The robot initiates the seek-and-pluck process by pinging the target object’s RF tag for a sense of its whereabouts. “It starts by using RF to focus the attention of vision,” says Adib. “Then you use vision to navigate fine maneuvers.” The sequence is akin to hearing a siren from behind, then turning to look and get a clearer picture of the siren’s source.
With its two complementary senses, RF Grasp zeroes in on the target object. As it gets closer and even starts manipulating the item, vision, which provides much finer detail than RF, dominates the robot’s decision making.

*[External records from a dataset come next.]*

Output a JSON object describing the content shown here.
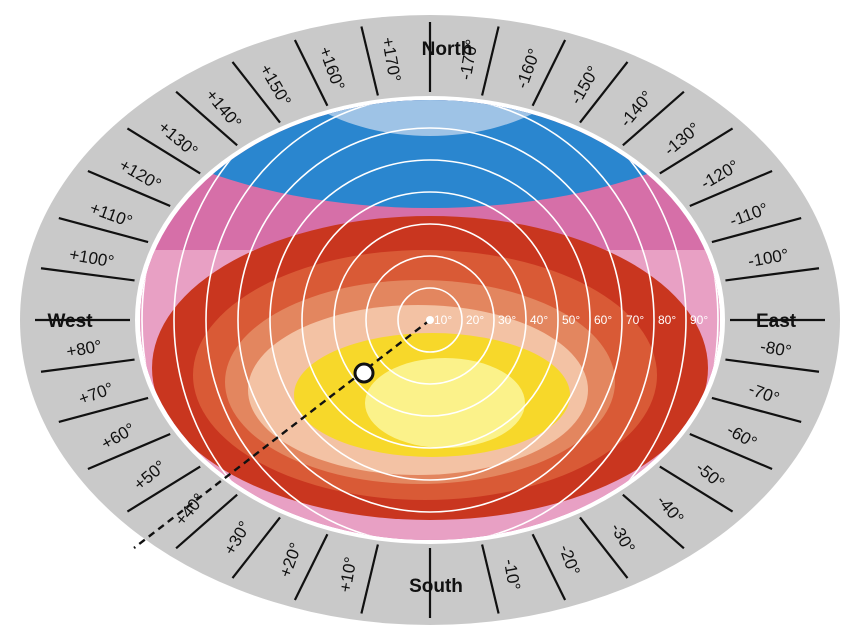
{
  "cardinals": {
    "north": "North",
    "south": "South",
    "east": "East",
    "west": "West"
  },
  "ring_labels": [
    "10°",
    "20°",
    "30°",
    "40°",
    "50°",
    "60°",
    "70°",
    "80°",
    "90°"
  ],
  "azimuth_labels": {
    "east_side": [
      "-10°",
      "-20°",
      "-30°",
      "-40°",
      "-50°",
      "-60°",
      "-70°",
      "-80°",
      "-100°",
      "-110°",
      "-120°",
      "-130°",
      "-140°",
      "-150°",
      "-160°",
      "-170°"
    ],
    "west_side": [
      "+10°",
      "+20°",
      "+30°",
      "+40°",
      "+50°",
      "+60°",
      "+70°",
      "+80°",
      "+100°",
      "+110°",
      "+120°",
      "+130°",
      "+140°",
      "+150°",
      "+160°",
      "+170°"
    ]
  },
  "colors": {
    "outer_ring": "#c9c9c9",
    "light_blue": "#9ec3e6",
    "blue": "#2a86cf",
    "magenta": "#d66fa8",
    "pink": "#e8a0c4",
    "red": "#c9361f",
    "dark_orange": "#d95a36",
    "orange": "#e3865f",
    "peach": "#f3c2a4",
    "yellow": "#f7d82a",
    "light_yellow": "#fbf28a",
    "circle_lines": "#ffffff"
  }
}
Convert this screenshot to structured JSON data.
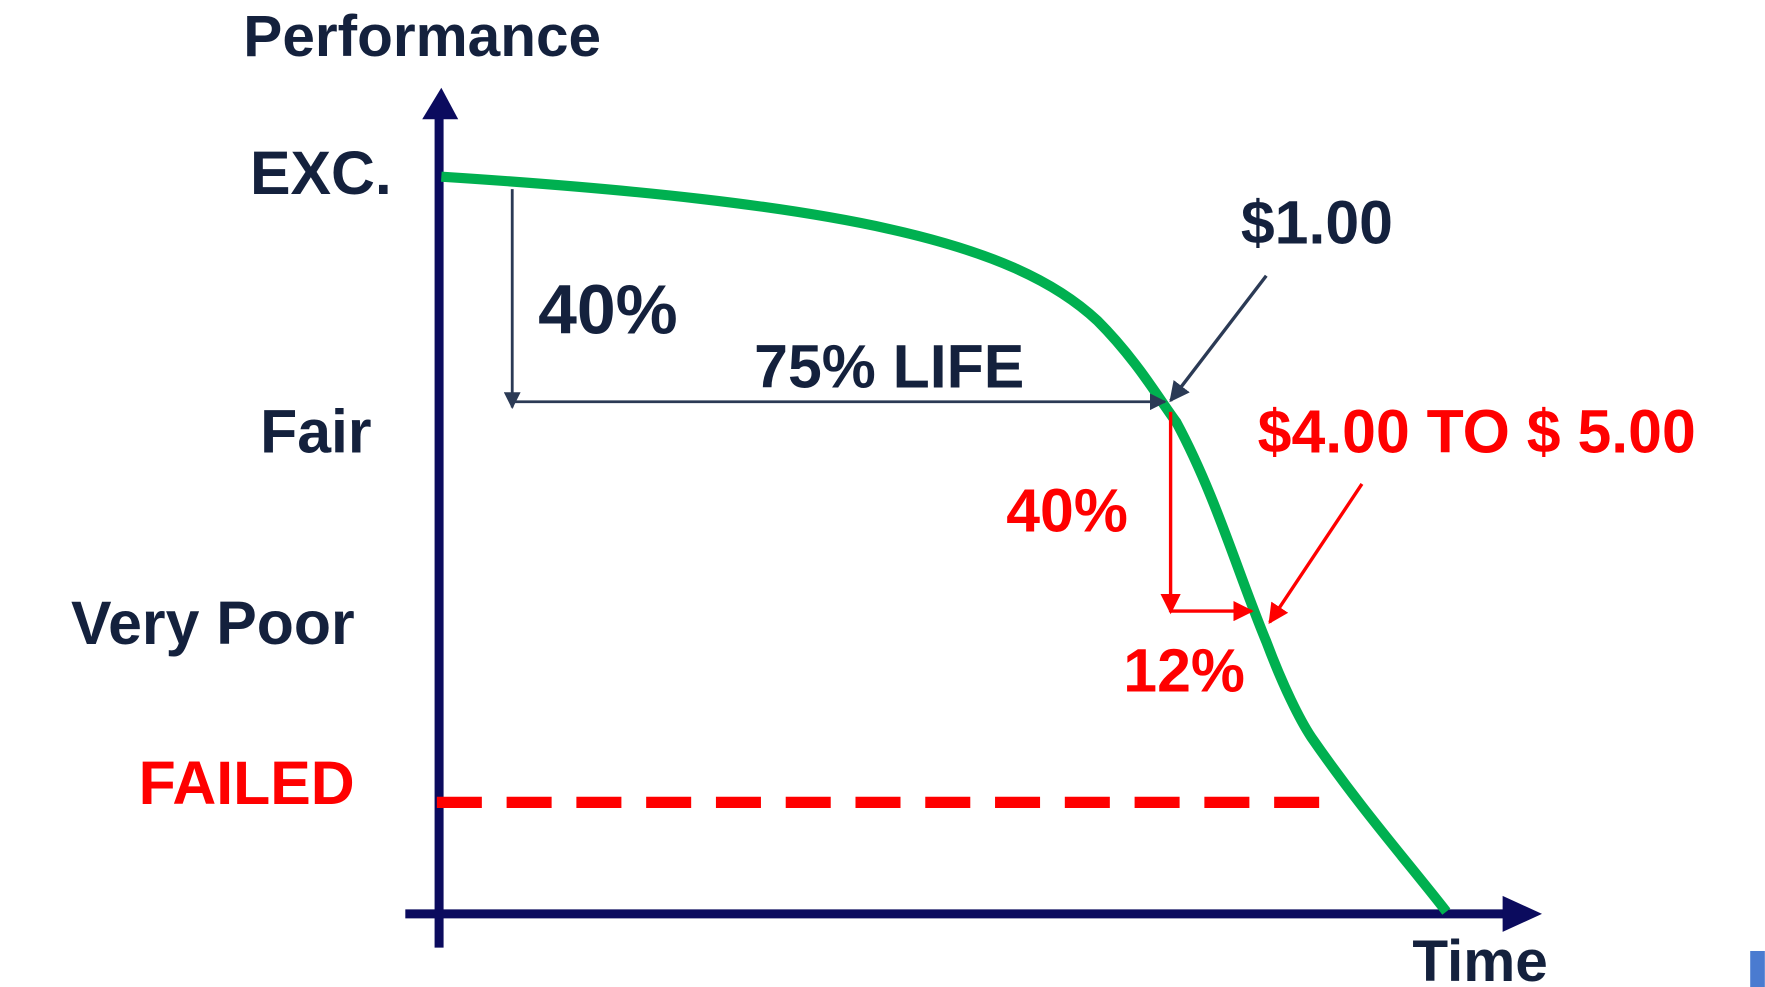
{
  "axis": {
    "title": "Performance",
    "x_label": "Time",
    "levels": [
      "EXC.",
      "Fair",
      "Very Poor",
      "FAILED"
    ]
  },
  "annotations": {
    "first_drop": "40%",
    "life": "75% LIFE",
    "first_cost": "$1.00",
    "second_drop": "40%",
    "second_life": "12%",
    "second_cost": "$4.00 TO $ 5.00"
  }
}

RF Grasp proved its efficiency in a battery of tests. Compared to a similar robot equipped with only a camera, RF Grasp was able to pinpoint and grab its target object with about half as much total movement. Plus, RF Grasp displayed the unique ability to “declutter” its environment — removing packing materials and other obstacles in its way in order to access the target. Rodriguez says this demonstrates RF Grasp’s “unfair advantage” over robots without penetrative RF sensing. “It has this guidance that other systems simply don’t have.”
RF Grasp could one day perform fulfilment in packed e-commerce warehouses. Its RF sensing could even instantly verify an item’s identity without the need to manipulate the item, expose its barcode, then scan it. “RF has the potential to improve some of those limitations in industry, especially in perception and localization,” says Rodriguez.
Adib also envisions potential home applications for the robot, like locating the right Allen wrench to assemble your Ikea chair. “Or you could imagine the robot finding lost items. It’s like a super-Roomba that goes and retrieves my keys, wherever the heck I put them.”
The research is sponsored by the National Science Foundation, NTT DATA, Toppan, Toppan Forms, and the Abdul Latif Jameel Water and Food Systems Lab (J-WAFS).